"Some rules were undoubtedly necessary when the Commissioners first commenced dispensing the public money, and I do not express my objection to the absurd position to which these rules are bringing us, from any disrespect to them, nor with an idea that any better course could have been followed by the Government, in the first instance, than the adoption of the 'Parkes—Smith frequent drain system.' This system was correctly applied, and continues to be correctly applied, to absorbent and retentive soils requiring the aeration of frequent drains to counteract their retentive nature; but it is altogether misapplied when adopted in the outcropping surfaces of the free water-bearing strata, which, though equally wet, are frequently drained by a comparatively few drains, at less than half the cost.
"The only circumstance that can excuse the indiscriminate adoption of a parallel system, is the fact, that all drains do some good, and the chances of a cure being greater in proportion to the number of drains, it was not necessary to insist upon that judgment which ten years' experience should now give.
"My views on this point will perhaps be best understood by the following extract from an address I recently delivered. [Extract omitted, see p. 161].
* * * "I use one and a half inch pipes for the upper end of drains (though I prefer two-inch), one half being usually one and a half and the other half two-inch. This for minor drains; the mains run up to 9 or 10 inches, and even 18 inches in size, according to their service.
"There is no doubt sufficient capacity in one-inch pipes for minor drains; but, inasmuch as agricultural laborers are not mathematical scholars, and are apt to lay the pipes without precise junctions, it is best to have the pipes so large as to counteract that degree of carelessness which cannot be prevented. The ordinary price of pipes in this country will run thus: + meaning above, and-below, the prices named:
| 1½ | inch | 15s. | + |
| 2 | " | 20s. | - |
| 3 | " | 30s. | |
| 4 | " | 40s. | + |
| 5 | " | 50s. | + |
| 6 | " | 60s. | + |
"The price of cutting clays 4 feet deep, will vary from 1d. to 1½d. per yard, according to density and mixture with stone; and the price of cutting in mixed soils will vary from 1½d. to 6d., according to the quantity of pick-work and rock, and with respect, also, to the price of agricultural labor. (See my tabular table of cost in Land Drainage and Drainage Systems.)
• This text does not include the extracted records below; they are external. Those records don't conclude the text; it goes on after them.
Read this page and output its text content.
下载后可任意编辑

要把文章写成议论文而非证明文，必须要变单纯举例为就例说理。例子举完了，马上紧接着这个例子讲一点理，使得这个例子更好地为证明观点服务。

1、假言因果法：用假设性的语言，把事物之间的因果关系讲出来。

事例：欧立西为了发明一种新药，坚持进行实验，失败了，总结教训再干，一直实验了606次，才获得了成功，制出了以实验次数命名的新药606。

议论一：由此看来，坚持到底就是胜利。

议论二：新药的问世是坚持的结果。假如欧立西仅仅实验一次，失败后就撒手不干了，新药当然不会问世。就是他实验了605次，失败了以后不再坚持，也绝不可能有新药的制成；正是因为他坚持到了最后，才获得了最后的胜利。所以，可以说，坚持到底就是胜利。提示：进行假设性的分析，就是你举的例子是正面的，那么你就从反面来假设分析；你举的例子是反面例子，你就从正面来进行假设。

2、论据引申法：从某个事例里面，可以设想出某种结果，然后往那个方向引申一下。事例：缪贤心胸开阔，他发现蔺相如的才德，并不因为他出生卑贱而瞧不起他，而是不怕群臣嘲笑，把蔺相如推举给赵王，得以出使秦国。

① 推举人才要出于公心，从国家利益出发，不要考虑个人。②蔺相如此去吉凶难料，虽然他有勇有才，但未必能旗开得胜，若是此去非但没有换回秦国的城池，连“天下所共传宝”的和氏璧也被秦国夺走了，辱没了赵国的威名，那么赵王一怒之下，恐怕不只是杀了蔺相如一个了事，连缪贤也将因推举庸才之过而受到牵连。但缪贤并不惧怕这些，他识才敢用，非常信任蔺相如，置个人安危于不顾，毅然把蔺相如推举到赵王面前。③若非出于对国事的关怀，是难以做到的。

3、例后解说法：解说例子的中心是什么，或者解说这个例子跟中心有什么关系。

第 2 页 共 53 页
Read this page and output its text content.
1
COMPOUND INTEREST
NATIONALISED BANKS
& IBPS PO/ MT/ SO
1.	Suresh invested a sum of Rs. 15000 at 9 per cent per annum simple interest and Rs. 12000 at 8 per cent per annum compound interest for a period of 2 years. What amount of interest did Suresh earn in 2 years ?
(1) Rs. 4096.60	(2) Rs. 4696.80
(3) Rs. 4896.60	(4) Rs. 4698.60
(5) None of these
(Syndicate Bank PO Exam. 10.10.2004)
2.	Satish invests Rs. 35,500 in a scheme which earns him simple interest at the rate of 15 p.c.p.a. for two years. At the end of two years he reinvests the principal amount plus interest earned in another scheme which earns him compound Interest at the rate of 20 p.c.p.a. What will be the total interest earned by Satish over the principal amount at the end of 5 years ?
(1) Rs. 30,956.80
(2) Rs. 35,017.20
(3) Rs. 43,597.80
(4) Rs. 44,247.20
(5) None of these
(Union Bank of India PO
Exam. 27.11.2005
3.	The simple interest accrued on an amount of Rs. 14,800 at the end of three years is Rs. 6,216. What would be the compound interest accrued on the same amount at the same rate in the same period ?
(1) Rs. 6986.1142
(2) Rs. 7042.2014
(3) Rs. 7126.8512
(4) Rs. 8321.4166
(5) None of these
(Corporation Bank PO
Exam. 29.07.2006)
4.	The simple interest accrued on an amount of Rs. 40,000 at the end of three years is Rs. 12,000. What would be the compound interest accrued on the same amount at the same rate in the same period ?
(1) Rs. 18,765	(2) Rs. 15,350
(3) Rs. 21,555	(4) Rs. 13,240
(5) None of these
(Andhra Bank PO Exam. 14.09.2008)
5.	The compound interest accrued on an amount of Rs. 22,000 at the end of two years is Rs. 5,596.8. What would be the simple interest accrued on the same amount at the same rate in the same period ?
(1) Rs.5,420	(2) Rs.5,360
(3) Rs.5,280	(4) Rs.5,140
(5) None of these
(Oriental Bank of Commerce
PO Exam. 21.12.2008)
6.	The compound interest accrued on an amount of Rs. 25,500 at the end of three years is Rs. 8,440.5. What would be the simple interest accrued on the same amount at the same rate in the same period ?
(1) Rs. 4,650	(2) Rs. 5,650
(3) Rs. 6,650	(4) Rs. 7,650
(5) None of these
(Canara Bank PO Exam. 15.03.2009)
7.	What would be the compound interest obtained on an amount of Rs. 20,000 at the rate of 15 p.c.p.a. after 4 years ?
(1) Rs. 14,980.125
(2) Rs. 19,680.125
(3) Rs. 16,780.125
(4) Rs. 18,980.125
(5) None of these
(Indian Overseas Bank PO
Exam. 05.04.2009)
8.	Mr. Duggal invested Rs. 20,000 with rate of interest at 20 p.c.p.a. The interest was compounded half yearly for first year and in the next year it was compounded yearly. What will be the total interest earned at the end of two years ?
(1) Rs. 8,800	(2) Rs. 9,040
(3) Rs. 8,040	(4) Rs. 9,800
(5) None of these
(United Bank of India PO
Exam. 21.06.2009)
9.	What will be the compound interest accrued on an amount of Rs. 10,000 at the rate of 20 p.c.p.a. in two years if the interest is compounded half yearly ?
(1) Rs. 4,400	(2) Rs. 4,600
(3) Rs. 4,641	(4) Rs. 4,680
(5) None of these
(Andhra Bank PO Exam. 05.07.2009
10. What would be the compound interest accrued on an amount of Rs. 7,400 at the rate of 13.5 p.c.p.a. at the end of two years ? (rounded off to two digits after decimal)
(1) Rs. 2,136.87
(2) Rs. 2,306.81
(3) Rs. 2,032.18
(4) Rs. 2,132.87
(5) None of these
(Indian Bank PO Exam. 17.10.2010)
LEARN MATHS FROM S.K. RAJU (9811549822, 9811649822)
"I should have thought it would have been quite worth the while of the American Government to have had a farm of about 500 acres, drained by English hands, under an experienced engineer, as a practical sample of English work, for the study of American agriculturists, with every drain laid down on a plan, with the sizes of the pipes, and all details of soil, and prices of labor and material, set forth.
"I am, dear Sir,
"Yours very faithfully,
"The Hon. H. F. French, Exeter. "J. BAILEY DENTON."